Tjitji tidak kenal takut, Papi nya seorang berprawakan yang tegas dan toke kejam kepada lawan-lawan usahanya. Dia selalu diberi doktrin oleh Papi juga Asuk Ahao dan Kokoh Budi nya untuk tidak terlihat lemah kala dihadapkan dengan musuh-musuh. Dia menarik nafas panjang, mengatur siasat. Yang menjadi kendala saat ini, pakaian dia sangat tidak menguntungkannya. Long dress menjuntai belum lagi rambutnya tergerai bebas.

Para pemuda itu menjegal tangan Tjitji yang mulai memberontak karena kelakuan mereka yang sudah melecehkan Tjitji dengan kalimat-kalimat tidak senonoh yang sangat memuakkan. Tjitji pun menginjak keras kaki pemuda yang ingin mendekapnya, terlihat sipemuda itu meraung kesakitan karena terkena injakan dari sol sepatu pantofel Tjitji yang tajam.

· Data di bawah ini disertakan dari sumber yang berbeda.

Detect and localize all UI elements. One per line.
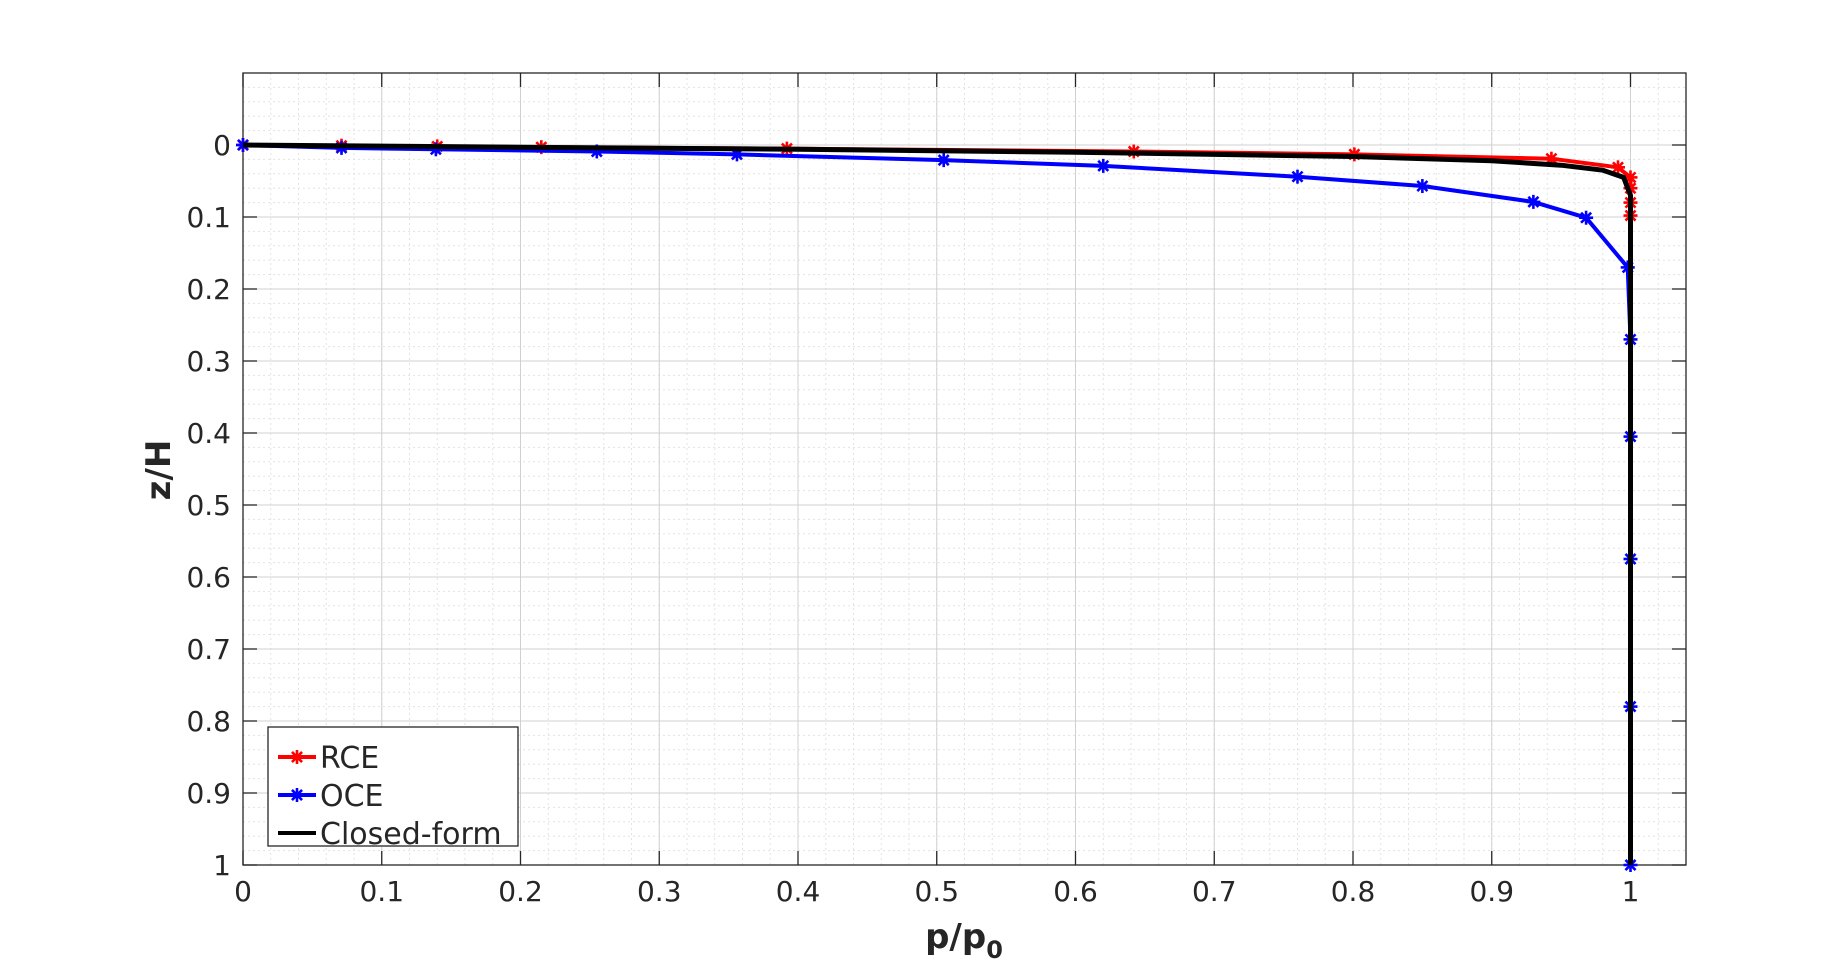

Tapi itu makin membuat mereka beringas. Nafsu setan mulai menguasai diri para pemuda itu. Mereka mulai kesetanan, dan ada satu pemuda berwajah turunan belanda, merobek secara paksa lengan long dress Tjitji. Tjitji terkesiap kaget. Serasa copot jantungnya. Dirinya mulai berteriak meminta pertolongan, namun mereka dengan cepat membungkam mulut Tjitji. .

Dihempaskannya Tjitji ketanah kering dan keras, mereka mulai kesetanan. Tjitji menangis meraung raung, tapi apalah daya, suaranya teredam karena tempat ini sangat sunyi dan jauh dari permukiman rakyat. Mereka mulai tertawa terbahak-bahak melihat Tjitji ketakutan. Mereka menganggap telah mendapatkan mangsa yang segar bagaikan anak kambing dihadapan sekumpulan singa yang lapar.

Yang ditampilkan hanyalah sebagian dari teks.